流しの国語辞典「梅」編
元々の漢字は「梅」
大地を覆う木の象形と髪飾りをつけて結髪する
婦人の象形から「草木が豊かに茂る」という意味
になり、美しく茂る木「梅」という漢字ができた。
また、「毎」は象形文字で本義は氏族社会の中
で、子供を最も多く育てた母親のこと。梅が実を
付けるとき、必ず枝々全てに実を付けていること
から、人々は梅をめでたい樹木と考えた。
約2000年前に著された中国最古の薬物学書
『神農本草経』には、「気を下し、発熱による胸
部煩満を除く、心をやわらげる。
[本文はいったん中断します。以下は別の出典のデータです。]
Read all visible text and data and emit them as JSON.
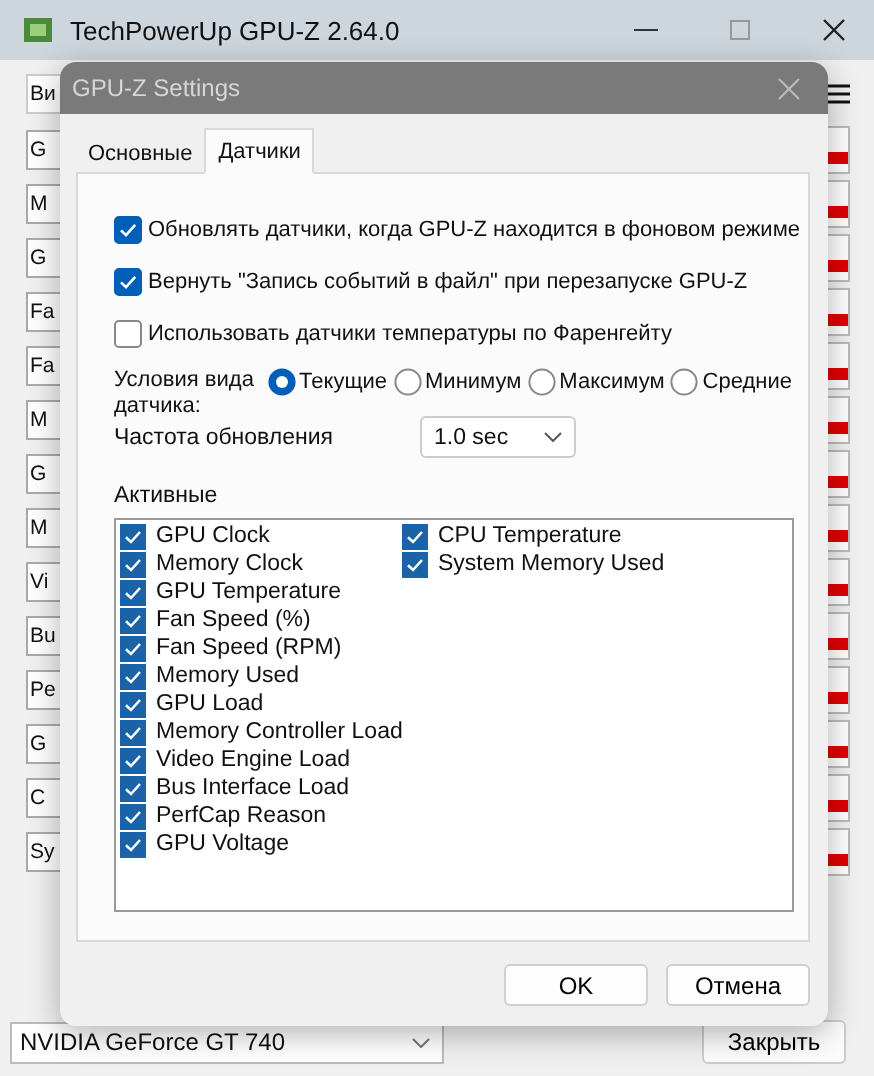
{
  "window": {
    "title": "TechPowerUp GPU-Z 2.64.0"
  },
  "main_tab": {
    "label": "Ви"
  },
  "sensor_rows": [
    {
      "label": "G"
    },
    {
      "label": "M"
    },
    {
      "label": "G"
    },
    {
      "label": "Fa"
    },
    {
      "label": "Fa"
    },
    {
      "label": "M"
    },
    {
      "label": "G"
    },
    {
      "label": "M"
    },
    {
      "label": "Vi"
    },
    {
      "label": "Bu"
    },
    {
      "label": "Pe"
    },
    {
      "label": "G"
    },
    {
      "label": "C"
    },
    {
      "label": "Sy"
    }
  ],
  "gpu_select": {
    "value": "NVIDIA GeForce GT 740"
  },
  "close_button": {
    "label": "Закрыть"
  },
  "dialog": {
    "title": "GPU-Z Settings",
    "tabs": [
      {
        "label": "Основные",
        "selected": false
      },
      {
        "label": "Датчики",
        "selected": true
      }
    ],
    "options": [
      {
        "label": "Обновлять датчики, когда GPU-Z находится в фоновом режиме",
        "checked": true
      },
      {
        "label": "Вернуть \"Запись событий в файл\" при перезапуске GPU-Z",
        "checked": true
      },
      {
        "label": "Использовать датчики температуры по Фаренгейту",
        "checked": false
      }
    ],
    "view_mode": {
      "label": "Условия вида датчика:",
      "options": [
        {
          "label": "Текущие",
          "selected": true
        },
        {
          "label": "Минимум",
          "selected": false
        },
        {
          "label": "Максимум",
          "selected": false
        },
        {
          "label": "Средние",
          "selected": false
        }
      ]
    },
    "refresh": {
      "label": "Частота обновления",
      "value": "1.0 sec"
    },
    "active": {
      "label": "Активные",
      "sensors": [
        {
          "label": "GPU Clock",
          "checked": true
        },
        {
          "label": "Memory Clock",
          "checked": true
        },
        {
          "label": "GPU Temperature",
          "checked": true
        },
        {
          "label": "Fan Speed (%)",
          "checked": true
        },
        {
          "label": "Fan Speed (RPM)",
          "checked": true
        },
        {
          "label": "Memory Used",
          "checked": true
        },
        {
          "label": "GPU Load",
          "checked": true
        },
        {
          "label": "Memory Controller Load",
          "checked": true
        },
        {
          "label": "Video Engine Load",
          "checked": true
        },
        {
          "label": "Bus Interface Load",
          "checked": true
        },
        {
          "label": "PerfCap Reason",
          "checked": true
        },
        {
          "label": "GPU Voltage",
          "checked": true
        },
        {
          "label": "CPU Temperature",
          "checked": true
        },
        {
          "label": "System Memory Used",
          "checked": true
        }
      ]
    },
    "buttons": [
      {
        "label": "OK"
      },
      {
        "label": "Отмена"
      }
    ]
  }
}
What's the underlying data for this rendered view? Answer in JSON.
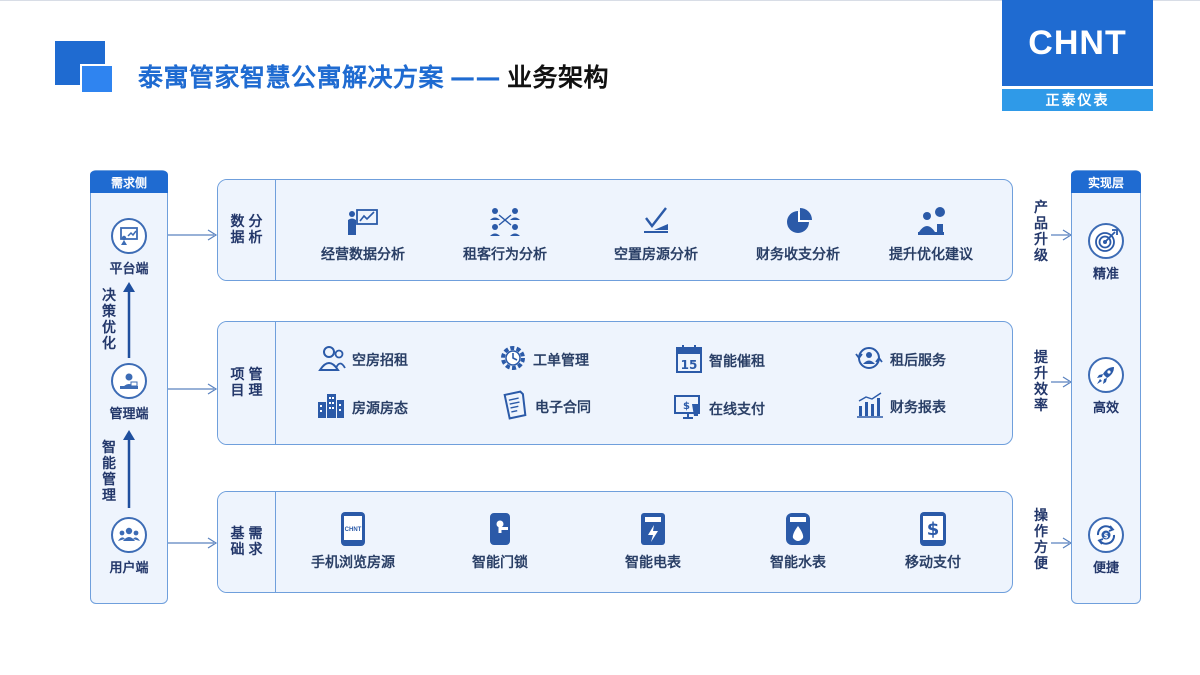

肢体痛)を治
す」と記されている。
日本には実を薬用にする「烏梅(うばい)」の形
で中国から伝来し、中国語では「ムエイ」のよう
な発音だったものを日本人が「うめ」と誤って
聞き取ったために、「うめ」と呼ばれるように
なったといわれる。
烏梅は青梅を薫製・乾燥したもので、実が烏の
ように真っ黒になることから「烏梅」と呼ばれ、
現在でも漢方薬のひとつになっている。
日本に現存する最古の和歌集「万葉集」
4,500首以上ある和歌の中で梅を詠んだものは
萩に次いで多く、118首もある。
花といえば梅だったほど愛されてきた。
年のはに 春の来らば かくしこそ
梅をかざして 楽しく飲まめ
(毎年春がきたら、こうして梅を髪に挿し、
楽しくお酒を酌み交わしましょう。)
平安時代に書かれた日本最古の医学書『医心方』
の「食養編」には、すでに梅は梅干として登場
し、「味は酸、平、無毒。気を下し、熱と煩懣を
除き、心臓を鎮め、四肢身体の痛みや手足の麻痺
なども治し、皮膚のあれ、萎縮を治すのに用いら
れる。下痢を止め、口の渇きを止める」と記述が
残る。
ときは平安時代。御所の梅の木が枯死したため、
代わりの木を探し求めさせたところ、
歌人・紀貫之の娘の屋敷の梅が名梅であるとして
御所に移植されることとなった。
別れを惜しんだ娘は
「勅なれば いともかしこき 鶯の
宿はと問はば いかが答へむ」
(帝の御命令でございますので、梅の木を贈呈致します。しかし、毎年庭に来て梅の枝に宿る鴬が我が宿は如何したか?と尋ねられたならば、さてどう答えたらよいのでございましょう)という一首を詠んだ。
これが村上天皇の目に留まり、哀れに思った天皇
の命で梅の木は娘の元に戻された。
この逸話の梅を「鶯宿梅(おうしゅくばい)」という。お酒の名前としても有名。
気前がいいことを「大盤振舞」というが、
この語源にも梅がかかわっている。
鎌倉時代の大切な儀式の一つとして、元日より
数日にわたり、有力な御家人が将軍に対し椀飯を
奉る「椀飯振」
献立は椀飯と打鮑・海月・梅干の3品に酢と塩を
添えたもので、折敷に載せて出した。
これが後に「大盤振舞」の語源になった。
梅は武士の時代、戦国時代の戦の際に食べられた
野戦糧食の一つで、栄養を手早く摂取でき携帯し
やすいこと、保存性、手に入りやすさや作りやす
さで重宝された。梅の木が全国に広がったきっか
けといわれる。
秀吉や家康もこよなく愛した梅。
松竹梅の並びから梅のランクが低く思われがち
だが、考えてみると花の最高ランクに位置して
いる。松竹桜でも良かったはずなのに。
気高き梅の姿を心待ちにしている。